Wenn das Erschreckende, das Bewegende und das Heitere nah beieinander liegen: Tahsim Durgun begeistert mit seinem erzählenden Sachbuch MAMA, BITTE LERN DEUTSCH
„Ich weiß nicht, wie es ist, Angst davor zu haben, die eigene Muttersprache zu sprechen. Ich weiß nicht, wie es ist, wenn türkische Soldaten das eigene Dorf durchsuchen. Und ich weiß auch nicht, wie es sich anfühlt, seinem Kind einen Namen zu geben, der nicht kurdisch klingt, um es zu schützen. Auch wenn ich all diese Erfahrungen nicht gemacht habe, spüre ich die verbliebene Furcht meiner Mutter und ihre damit verbundene Angst, in ihr Dorf zurückzukehren – auch wenn sie sich so sehr danach sehnt.“
Er ist schlau, sexy und erfolgreich – den ungeschriebenen Gesetzen des Marktes folgend musste also ein Buchvertrag folgen. Dass er damit sofort den Sprung auf die Bestsellerliste geschafft hat, liegt zunächst sicher an seiner Popularität; dass MAMA, BITTE LERN DEUTSCH sich dort halten konnte, hat aber einen anderen Grund: Tahsim Durgun hat ein richtig gutes Buch geschrieben.

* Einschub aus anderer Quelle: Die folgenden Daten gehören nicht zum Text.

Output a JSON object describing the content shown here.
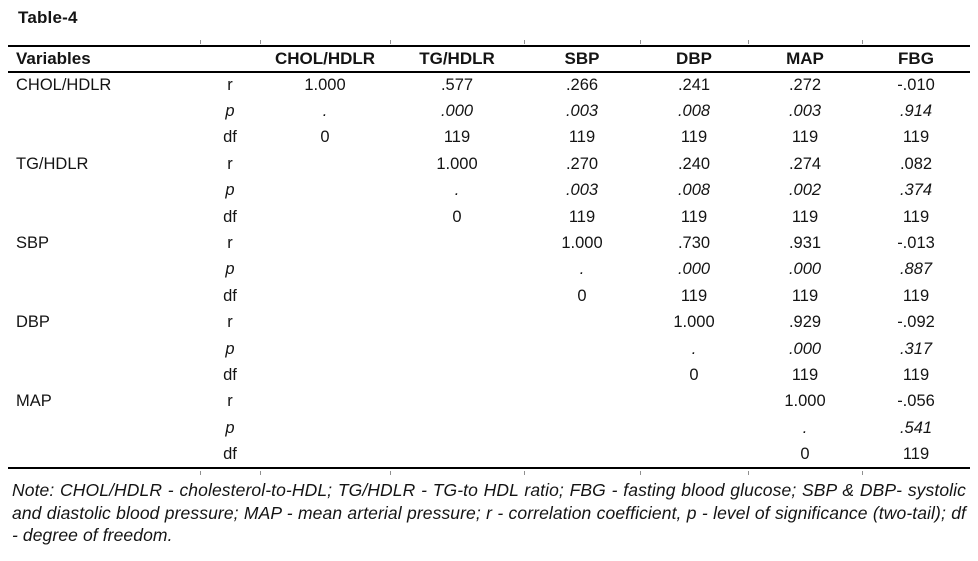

„Ich schreibe dieses Buch, weil es einen Zusammenhang gibt zwischen der Tatsache, dass meine Mutter zwar Alliterationen verwendet, diese aber nie wird erklären können, Alice Weidel, uns als Feindbild und meiner Hauptschulempfehlung“, schreibt Durgun in der Einleitung seines „biographischen Werks“, das er aber (weil er weder Mallala mit Vor- noch Wollny mit Nachnamen heißt) nicht als Biographie missverstanden wissen möchte: „Ich nehme dich mit auf eine kleine Reise durch alles, was ich in meinen 28 Jahren erlebt habe.“ Und so reiht er in sieben Kapiteln Anekdoten aneinander aus dem, was eigentlich nichts anderes sein sollte als eine ganz normale deutsche Kindheit und Jugend … aber dadurch erschwert wird, dass dieser Deutsche nicht den entsprechenden Pass hatte, weil seine Eltern in der Türkei geboren wurden; noch dazu als jesidische Kurden, was in ihrem Herkunftsland verschiedene Diskriminierungen bedeutete, die auch in ihrer neuen Heimat nicht geringer wurden.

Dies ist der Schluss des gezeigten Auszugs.